A:For this question, assume the vitamin sample solution put into the spectrophotometer had an absorbance reading of 0.248, and the equation of the best-fit line from the calibration curve was y = 420 (x) + 0.00001 . What is the concentration of Fe2+ in the vitamin solution that was put into the spectrophotometer.
B:Assume that the known Fe solution that was put into the spectrophotometer was determined to have an Fe concentration of 0.0035 mg/mL . Follow the calculations on page 6 of Experiment 22 to calculate the mg Fe in the orginal Fe sample used (calc. step 1).
With no more details than those given I'm out on a limb here. I assume that the best fit line fits the equation A = ebc where e is the molar absorptivity constant = 420, y is Absorbance, I asume c you want in moles/L and b is the path length which I assume is 1 cm.
y = 420 (x) + 0.00001
1.
0.248 = 420 X + 0.00001. I assume X = concentration and usually that is measured in moles/L and I assume you want to calculate concentration in moles/L. So figure away and solve for X = C. However, since part B gives concentration in mg/mL I may not have assumed correctly.
When we go to part B of your question I have no idea what page 6 of experiment 22 is. Sorry about that.
You just don't give enough definitive information to help me help you.
A: To calculate the concentration of Fe2+ in the vitamin solution, we need to use the equation of the best-fit line from the calibration curve. The equation is given as:
y = 420x + 0.00001
Here, y represents the absorbance reading and x represents the concentration of Fe2+.
Given that the absorbance reading of the vitamin sample solution was 0.248, we can substitute this value into the equation and solve for x:
0.248 = 420x + 0.00001
Simplifying the equation:
420x = 0.248 - 0.00001
420x = 0.24799
x = 0.24799 / 420
x ≈ 0.0005905
Therefore, the concentration of Fe2+ in the vitamin solution is approximately 0.0005905.

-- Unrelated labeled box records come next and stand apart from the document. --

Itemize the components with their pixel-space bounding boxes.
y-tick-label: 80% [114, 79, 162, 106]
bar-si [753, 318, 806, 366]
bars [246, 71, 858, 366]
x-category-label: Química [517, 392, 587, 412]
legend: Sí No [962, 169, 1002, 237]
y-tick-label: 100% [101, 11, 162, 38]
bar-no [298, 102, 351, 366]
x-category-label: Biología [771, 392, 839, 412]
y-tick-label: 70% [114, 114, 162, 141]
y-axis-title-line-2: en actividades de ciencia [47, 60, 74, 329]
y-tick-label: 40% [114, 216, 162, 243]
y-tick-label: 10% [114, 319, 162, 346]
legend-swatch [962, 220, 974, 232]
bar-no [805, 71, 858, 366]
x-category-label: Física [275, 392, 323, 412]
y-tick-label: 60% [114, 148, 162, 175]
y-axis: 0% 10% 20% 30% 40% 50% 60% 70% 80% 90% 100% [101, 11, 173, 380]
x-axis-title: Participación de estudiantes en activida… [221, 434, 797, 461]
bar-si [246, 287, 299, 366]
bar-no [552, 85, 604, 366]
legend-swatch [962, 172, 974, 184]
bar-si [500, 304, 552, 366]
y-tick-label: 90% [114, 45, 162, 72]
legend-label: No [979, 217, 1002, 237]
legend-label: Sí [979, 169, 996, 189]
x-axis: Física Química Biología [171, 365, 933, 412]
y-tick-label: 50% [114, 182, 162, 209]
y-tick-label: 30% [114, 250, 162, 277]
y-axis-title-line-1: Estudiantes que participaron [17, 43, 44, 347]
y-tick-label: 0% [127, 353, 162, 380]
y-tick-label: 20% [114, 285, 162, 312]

B: To calculate the amount of Fe in the original Fe sample used, we will follow the calculations on page 6 of Experiment 22, assuming the known Fe solution had an Fe concentration of 0.0035 mg/mL.
The calculation steps are as follows:
1. Determine the volume of Fe solution used:
Let's assume we used V mL of the known Fe solution.
2. Calculate the amount of Fe in the solution used:
Amount of Fe = Concentration of Fe × Volume of Fe solution used
= 0.0035 mg/mL × V mL
= 0.0035V mg
Therefore, the amount of Fe in the original Fe sample used can be calculated by multiplying the concentration of Fe (0.0035 mg/mL) by the volume of Fe solution used (V mL).
A: To calculate the concentration of Fe2+ in the vitamin solution, we need to use the equation of the best-fit line from the calibration curve. This equation relates the absorbance (y) to the concentration of Fe2+ (x).
In the given equation, y = 420 (x) + 0.00001, we can see that the coefficient of x is 420. This means that for every unit increase in absorbance, the concentration of Fe2+ increases by 420 units. The intercept term (0.00001) can usually be neglected in calculations.
Given that the absorbance reading of the vitamin sample solution was 0.248, we can now calculate the concentration of Fe2+. We divide the absorbance by the coefficient of x:
concentration of Fe2+ = 0.248 / 420
concentration of Fe2+ ≈ 0.00059
Therefore, the concentration of Fe2+ in the vitamin solution that was put into the spectrophotometer is approximately 0.00059.
B: To calculate the mg Fe in the original Fe sample, we need to follow the calculations on page 6 of Experiment 22. Unfortunately, I cannot access specific pages or external documents. However, I can provide you with general steps to calculate the mg Fe in the original Fe sample.
1. Start by calculating the volume of the known Fe solution used.
- Let's assume you used a volume of V mL of the known Fe solution.
2. Determine the concentration of Fe in the known Fe solution.
- From the given information, the concentration of Fe in the known solution is given as 0.0035 mg/mL.
3. Calculate the amount of Fe in the known Fe solution using the equation:
amount of Fe (mg) = concentration of Fe (mg/mL) × volume (mL)
4. Now, you have the amount of Fe in the known solution. Next, you need to calculate the mg Fe in the original Fe sample used (calc. step 1). Since I don't have the specific calculation steps, I suggest referring to the instructions or materials provided in Experiment 22 to proceed with the calculation.
Remember to use the correct units and double-check your calculations to ensure accuracy.